La clave del zapaterismo no son las leyes de ingeniería civil ni las políticas económicas derrotadas por la realidad de la crisis, sino su vacilante concepto nacional, su clamorosa carencia de una idea de España
Es cierto que el poder no lo ha cambiado. Eso es lo más inquietante: que al cabo de seis años de presidencia y diez de liderazgo partidista José Luis Rodríguez Zapatero sigue siendo exactamente como parecía que era.
Un político sin solvencia ni preparación, veleidoso, frívolo, hueco, relativista, cuya propiedad más sólida es un sentido pragmático de la supervivencia a cualquier precio, «cueste lo que cueste».
Un líder adaptadizo sin sentido de la responsabilidad de Estado; un dirigente de ideas superficiales que gobierna a base de gestos demagógicos y efectistas; un táctico de visión corta desprovisto de sentido estratégico. Un producto quintaesenciado de la posmodernidad, el pensamiento débil y la sociedad líquida.
Escribe Ignacio Camacho en ABC -«Tal como era«- que para evaluar con exactitud la década zapaterista no hay que atender los discursos autocomplacientes del aniversario.
En su discurso de este jueves, 22 de julio de 2010, con motivo del décimo aniversario de su llegada al poeder en el PSOE, afirmó sin sonrojarse:
«Estamos mucho mejor de lo que parece y lo vais a vivir».
Se refería sin duda a su partido y algo de razón no le falta, porque los dirigentes socialistas suyos están mucho mejor que el común de los españoles, pero son sólo palabras huecas.
Para hacer balance, tampoco es necesario analizar el crispado rechazo que ha generado en los sectores liberales y conservadores.
Basta escuchar a esa vieja guardia que lo alzó por miedo a un ajuste de cuentas interno, a los guerristas y a los tardofelipistas que lo avalaron por no acabar de fiarse de las intenciones de Bono.
Hay que consultar a esos socialistas ya desencantados que proclaman de forma cada vez menos disimulada su preocupación crítica por la deriva relativista del proyecto socialdemócrata, su desasosiego por el cuestionamiento de la legitimidad constitucional, su zozobra ante la progresiva entrega al chantaje del soberanismo.
Y oír el recelo creciente que hasta ahora habían ocultado los seis años de poder y que se manifiesta ya sin tapujos ante la perspectiva de un fracaso que cristalice todos los defectos latentes del zapaterato en una quiebra capaz de arrojar al centenario partido por una escombrera política.
La clave del zapaterismo no son las leyes de ingeniería civil ni las políticas económicas derrotadas por la realidad de la crisis, sino su vacilante concepto nacional, su clamorosa carencia de una idea de España, que ha convertido al PSOE en una difusa confederación de intereses territoriales en continua tensión por las contradicciones de sus precarias alianzas de poder.

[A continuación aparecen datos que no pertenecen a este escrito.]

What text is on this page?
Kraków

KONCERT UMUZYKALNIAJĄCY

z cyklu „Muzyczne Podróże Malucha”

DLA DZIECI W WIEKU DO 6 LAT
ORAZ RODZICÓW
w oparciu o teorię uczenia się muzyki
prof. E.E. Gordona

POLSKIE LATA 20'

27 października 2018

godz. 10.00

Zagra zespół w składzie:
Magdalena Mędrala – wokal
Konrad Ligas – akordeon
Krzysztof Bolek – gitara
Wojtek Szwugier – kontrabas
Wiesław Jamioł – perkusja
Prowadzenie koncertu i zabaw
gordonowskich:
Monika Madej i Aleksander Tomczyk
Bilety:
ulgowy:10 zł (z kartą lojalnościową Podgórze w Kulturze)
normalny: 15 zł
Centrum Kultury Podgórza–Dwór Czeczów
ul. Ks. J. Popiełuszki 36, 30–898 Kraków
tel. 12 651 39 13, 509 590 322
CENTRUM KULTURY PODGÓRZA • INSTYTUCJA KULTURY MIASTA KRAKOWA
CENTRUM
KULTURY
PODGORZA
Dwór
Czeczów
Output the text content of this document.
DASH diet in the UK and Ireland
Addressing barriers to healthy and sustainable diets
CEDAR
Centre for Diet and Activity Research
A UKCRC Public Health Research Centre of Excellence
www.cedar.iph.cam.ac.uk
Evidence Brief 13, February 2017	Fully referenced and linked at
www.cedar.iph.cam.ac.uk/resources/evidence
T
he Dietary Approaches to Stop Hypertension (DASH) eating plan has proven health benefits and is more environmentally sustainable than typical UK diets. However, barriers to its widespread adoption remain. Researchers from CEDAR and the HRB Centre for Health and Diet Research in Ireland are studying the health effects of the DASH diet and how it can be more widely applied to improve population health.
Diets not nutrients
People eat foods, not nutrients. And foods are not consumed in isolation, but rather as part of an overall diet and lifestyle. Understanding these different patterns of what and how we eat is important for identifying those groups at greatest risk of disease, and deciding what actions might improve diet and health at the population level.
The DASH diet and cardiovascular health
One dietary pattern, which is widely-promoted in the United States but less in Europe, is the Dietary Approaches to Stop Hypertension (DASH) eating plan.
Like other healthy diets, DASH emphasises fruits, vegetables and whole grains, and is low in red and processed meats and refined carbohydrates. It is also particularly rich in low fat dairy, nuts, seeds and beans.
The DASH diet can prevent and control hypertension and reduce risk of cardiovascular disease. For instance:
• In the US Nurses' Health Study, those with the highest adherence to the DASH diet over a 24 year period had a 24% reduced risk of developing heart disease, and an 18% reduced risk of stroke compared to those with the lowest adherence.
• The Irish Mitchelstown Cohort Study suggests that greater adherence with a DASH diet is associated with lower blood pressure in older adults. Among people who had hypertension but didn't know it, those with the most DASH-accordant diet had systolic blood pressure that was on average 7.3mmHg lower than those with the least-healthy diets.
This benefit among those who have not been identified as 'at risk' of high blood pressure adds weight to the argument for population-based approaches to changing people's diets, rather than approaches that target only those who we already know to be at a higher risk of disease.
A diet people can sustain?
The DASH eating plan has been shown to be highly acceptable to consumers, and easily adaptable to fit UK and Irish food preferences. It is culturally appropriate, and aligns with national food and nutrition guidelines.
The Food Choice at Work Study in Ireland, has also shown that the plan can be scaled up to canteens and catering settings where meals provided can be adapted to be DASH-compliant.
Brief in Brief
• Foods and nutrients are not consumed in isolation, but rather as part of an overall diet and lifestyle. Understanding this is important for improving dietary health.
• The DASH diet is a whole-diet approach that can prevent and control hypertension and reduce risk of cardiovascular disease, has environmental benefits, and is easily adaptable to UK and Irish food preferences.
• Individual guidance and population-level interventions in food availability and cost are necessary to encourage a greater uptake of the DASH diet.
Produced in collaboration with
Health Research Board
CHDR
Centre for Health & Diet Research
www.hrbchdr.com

Hasta ahora la permanencia en el Gobierno ha funcionado como argamasa de esas tensiones, pero la perspectiva de la derrota deja al descubierto las grietas que han ido descomponiendo la unidad del partido y han trasladado la falta de proyecto de su líder a la propia estructura del Estado.
Zapatero ha vaciado de cohesión tanto al Gobierno como a la organización que lo sostiene, y su inconsistencia trivial compromete no sólo la estabilidad de la nación sino el futuro mismo de una socialdemocracia sin referencias estables de ideología y de estrategia.
Al cabo de diez años, la experiencia más desalentadora de su liderazgo es la comprobación de que, en efecto, aquel político insustancial no ha cambiado. Salvo para volverse mucho más sectario.